To bail or not to bail ... that really is the question. I think we've all been there: booked a holiday, looked forward to it for a year, paid for it, arrived full of excitement only to find our travel expectations smashed, our holiday dreams shattered.
It could be anything from being in a glamorously foreign place that happens to be in mid-hurricane where hurricanes have never occurred.
Or arriving at a tropical resort to find the sprawling pool you have swooned over for so long in photos is shut for repair and instead of palm-tree oases and little bridges in the middle of the sparkling water there is a bunch of burly men with jackhammers.
Holiday disasters usually involve disappointment in accommodation. The ocean view you were promised is only a sliver of blue and for that you are obliged to stand on the toilet in the tiny bathroom and look out a teeny louvred window.
It brings me back to the question. To bail or not to bail? My experiences have been not to bail. This is due to a husband who has great respect for money earned hard and services paid for in advance.
He will put up with any amount of discomfort rather than forfeit money, get out and move on. I have respect for money too, but there have been times when I think it would have been best to cut our losses.
One such place was in Mexico and I still quake when I think of it. Puerto Vallarta, a resort town on Mexico's Pacific Coast is a much-lauded place. Cruise ships love it.
Friends had been there and raved. We can't bear our friends to experience something fabulous we have not, so we booked flights and accommodation for Puerto Vallarta without doing any research.

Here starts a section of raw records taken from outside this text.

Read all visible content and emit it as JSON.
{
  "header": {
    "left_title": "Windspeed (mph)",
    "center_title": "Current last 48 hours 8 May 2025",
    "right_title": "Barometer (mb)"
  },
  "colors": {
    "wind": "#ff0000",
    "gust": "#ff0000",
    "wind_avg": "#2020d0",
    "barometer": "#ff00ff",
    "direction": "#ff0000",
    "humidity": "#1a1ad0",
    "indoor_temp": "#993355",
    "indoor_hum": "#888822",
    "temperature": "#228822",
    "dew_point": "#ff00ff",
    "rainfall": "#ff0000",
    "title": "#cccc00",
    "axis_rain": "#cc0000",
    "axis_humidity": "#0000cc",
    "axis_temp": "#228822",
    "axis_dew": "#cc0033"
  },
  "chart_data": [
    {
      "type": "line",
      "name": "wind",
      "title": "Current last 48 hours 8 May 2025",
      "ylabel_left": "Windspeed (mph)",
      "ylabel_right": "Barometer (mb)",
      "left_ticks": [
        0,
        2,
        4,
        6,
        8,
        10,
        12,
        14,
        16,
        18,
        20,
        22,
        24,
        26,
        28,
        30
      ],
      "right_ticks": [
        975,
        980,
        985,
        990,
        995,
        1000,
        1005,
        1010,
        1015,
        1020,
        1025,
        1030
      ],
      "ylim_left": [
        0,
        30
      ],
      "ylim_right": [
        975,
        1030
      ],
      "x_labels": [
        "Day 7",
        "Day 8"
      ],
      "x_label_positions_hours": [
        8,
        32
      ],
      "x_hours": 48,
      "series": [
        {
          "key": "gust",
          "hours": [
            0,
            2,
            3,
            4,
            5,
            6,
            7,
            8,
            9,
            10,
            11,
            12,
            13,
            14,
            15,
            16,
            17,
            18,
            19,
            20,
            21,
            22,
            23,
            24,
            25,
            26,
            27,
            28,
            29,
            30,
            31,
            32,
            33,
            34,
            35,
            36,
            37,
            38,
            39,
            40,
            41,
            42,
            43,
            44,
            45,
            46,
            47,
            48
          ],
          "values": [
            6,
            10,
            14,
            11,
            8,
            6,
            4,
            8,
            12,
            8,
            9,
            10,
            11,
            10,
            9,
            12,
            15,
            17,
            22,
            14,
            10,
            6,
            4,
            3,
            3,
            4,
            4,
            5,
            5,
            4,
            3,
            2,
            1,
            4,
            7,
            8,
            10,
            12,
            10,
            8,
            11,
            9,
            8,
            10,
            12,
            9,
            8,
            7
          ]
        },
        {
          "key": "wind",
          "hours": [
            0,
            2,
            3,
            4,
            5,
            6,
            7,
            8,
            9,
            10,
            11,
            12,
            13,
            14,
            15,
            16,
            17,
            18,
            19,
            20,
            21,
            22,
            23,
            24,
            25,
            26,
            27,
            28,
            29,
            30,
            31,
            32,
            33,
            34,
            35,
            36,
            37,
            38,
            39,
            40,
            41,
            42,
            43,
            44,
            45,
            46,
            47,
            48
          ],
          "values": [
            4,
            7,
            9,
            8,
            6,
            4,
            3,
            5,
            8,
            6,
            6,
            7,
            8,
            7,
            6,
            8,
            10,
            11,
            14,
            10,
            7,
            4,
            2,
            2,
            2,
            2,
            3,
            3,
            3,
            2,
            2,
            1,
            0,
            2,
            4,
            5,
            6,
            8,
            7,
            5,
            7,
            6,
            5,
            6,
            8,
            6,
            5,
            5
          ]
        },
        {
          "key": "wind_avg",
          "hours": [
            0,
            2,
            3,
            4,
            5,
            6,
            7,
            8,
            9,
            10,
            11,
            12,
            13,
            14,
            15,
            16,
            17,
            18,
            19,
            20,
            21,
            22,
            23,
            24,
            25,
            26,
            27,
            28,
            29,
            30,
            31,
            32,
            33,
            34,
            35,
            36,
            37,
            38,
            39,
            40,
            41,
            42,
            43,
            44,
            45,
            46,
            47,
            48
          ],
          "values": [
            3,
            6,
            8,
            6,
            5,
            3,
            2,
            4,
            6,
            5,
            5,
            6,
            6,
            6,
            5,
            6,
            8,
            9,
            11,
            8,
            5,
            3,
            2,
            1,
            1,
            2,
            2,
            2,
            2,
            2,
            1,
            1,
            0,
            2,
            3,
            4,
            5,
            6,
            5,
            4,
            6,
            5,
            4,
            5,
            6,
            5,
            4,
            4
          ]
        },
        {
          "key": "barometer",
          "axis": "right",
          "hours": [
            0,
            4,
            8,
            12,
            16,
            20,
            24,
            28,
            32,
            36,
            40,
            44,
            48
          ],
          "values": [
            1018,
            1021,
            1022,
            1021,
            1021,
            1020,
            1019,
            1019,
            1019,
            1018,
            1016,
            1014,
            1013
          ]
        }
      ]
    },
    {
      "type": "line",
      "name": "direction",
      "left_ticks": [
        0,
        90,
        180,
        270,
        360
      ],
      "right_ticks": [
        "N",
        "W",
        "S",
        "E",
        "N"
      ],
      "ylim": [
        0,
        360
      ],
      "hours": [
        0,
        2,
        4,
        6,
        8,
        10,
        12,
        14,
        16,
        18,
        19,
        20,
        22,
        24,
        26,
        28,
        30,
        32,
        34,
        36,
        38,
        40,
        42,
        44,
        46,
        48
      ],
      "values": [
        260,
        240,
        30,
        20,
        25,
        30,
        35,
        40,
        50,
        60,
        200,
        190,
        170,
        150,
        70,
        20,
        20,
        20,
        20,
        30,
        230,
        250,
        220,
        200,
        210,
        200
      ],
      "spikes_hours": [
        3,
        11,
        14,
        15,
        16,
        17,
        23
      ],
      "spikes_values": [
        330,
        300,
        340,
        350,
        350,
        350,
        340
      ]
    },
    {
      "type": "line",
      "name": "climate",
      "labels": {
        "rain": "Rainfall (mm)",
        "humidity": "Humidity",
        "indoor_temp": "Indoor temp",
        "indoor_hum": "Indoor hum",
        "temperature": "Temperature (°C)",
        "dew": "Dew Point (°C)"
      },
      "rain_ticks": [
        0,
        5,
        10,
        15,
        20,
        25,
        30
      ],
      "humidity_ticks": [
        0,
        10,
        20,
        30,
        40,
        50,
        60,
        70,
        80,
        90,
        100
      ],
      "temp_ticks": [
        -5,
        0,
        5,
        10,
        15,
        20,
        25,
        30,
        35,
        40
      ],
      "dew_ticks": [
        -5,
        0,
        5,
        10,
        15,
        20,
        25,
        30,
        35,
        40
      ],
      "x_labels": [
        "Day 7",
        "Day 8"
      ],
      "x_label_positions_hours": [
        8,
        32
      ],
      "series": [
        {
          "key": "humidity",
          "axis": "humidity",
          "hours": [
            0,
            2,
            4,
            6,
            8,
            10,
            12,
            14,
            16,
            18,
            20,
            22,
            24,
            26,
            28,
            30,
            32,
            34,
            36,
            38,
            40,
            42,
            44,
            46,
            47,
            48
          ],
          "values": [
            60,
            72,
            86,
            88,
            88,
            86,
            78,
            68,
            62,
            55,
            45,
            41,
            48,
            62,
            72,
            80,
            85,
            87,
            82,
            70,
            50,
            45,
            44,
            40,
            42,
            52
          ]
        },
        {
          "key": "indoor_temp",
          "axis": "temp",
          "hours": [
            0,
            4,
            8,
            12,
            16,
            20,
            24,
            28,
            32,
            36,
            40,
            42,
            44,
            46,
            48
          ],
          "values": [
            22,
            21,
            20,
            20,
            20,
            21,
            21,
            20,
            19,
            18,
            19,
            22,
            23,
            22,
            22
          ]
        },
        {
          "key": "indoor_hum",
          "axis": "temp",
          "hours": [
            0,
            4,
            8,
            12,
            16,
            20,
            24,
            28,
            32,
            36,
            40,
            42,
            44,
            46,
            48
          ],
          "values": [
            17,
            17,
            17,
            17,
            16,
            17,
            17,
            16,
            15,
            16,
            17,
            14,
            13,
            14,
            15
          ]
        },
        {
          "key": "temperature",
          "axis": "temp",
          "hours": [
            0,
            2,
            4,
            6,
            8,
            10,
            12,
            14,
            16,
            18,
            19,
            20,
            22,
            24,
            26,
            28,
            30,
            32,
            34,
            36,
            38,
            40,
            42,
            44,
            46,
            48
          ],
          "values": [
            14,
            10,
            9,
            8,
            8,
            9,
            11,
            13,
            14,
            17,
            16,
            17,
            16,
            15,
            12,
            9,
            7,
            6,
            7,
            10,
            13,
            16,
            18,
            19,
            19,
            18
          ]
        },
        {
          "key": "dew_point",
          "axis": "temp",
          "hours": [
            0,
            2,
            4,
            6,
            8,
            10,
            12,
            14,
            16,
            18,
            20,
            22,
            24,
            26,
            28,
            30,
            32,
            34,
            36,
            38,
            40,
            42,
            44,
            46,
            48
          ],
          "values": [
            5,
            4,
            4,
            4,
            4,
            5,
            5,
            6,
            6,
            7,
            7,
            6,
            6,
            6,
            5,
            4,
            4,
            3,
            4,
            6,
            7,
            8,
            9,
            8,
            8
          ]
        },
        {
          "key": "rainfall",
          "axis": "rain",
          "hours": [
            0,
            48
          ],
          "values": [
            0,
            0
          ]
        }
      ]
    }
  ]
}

Endless jugs of icy margaritas, an overload of quesadillas and enchiladas, sunshine, beaches and blue skies. What could go wrong?
Instead of one of the unappealing high-rise hotels on the beachfront, we opted for a boutique place up on the hill, small but with wide views, a pretty pool, decent veranda.
And it did have all that. The problem was, we were completely alone in the place, but for a caretaker, a casual bookkeeper and a magnificently mangy dog.
The place was perched on top of a steep hill with a difficult and rocky track down to the beach, which made every outing miserable, even dangerous. Getting back up? Let's not talk about that.
It was obviously off-season, everywhere quiet, shops empty, bars desolate, restaurants and cafes deserted, no-one on the beach, the bucket-of-prawn specials at bars wilting sadly, waiting for customers who never came.
It was as depressing as it gets. But we had booked and paid for 14 days, we were going to sit it out. Then the rain came. And came.
The mangy dog visited us each day as we peered out through the mist and despaired of trying to make it down to the empty beach.
The casual bookkeeper took pity on us and said she'd take us on an outing to show off the town, especially the newly opened hospital. Very proud of it she was.
So instead of icy margaritas and empanadas on the beach we found ourselves touring hospital wards. "What the hell are we doing here?" I said to the husband as we faked interest in technologically-enhanced beds and gleaming new bedpans.
Day after long, boring day it went, until we discovered Puerto Vallarta is gay-friendly and there were drag shows on at night.
Down the dangerous track we went in the dark to watch fabulous men in gorgeous drag lip synch for an audience of gay men.
It wasn't what we went to Puerto Vallarta for, but it beat looking at bedpans.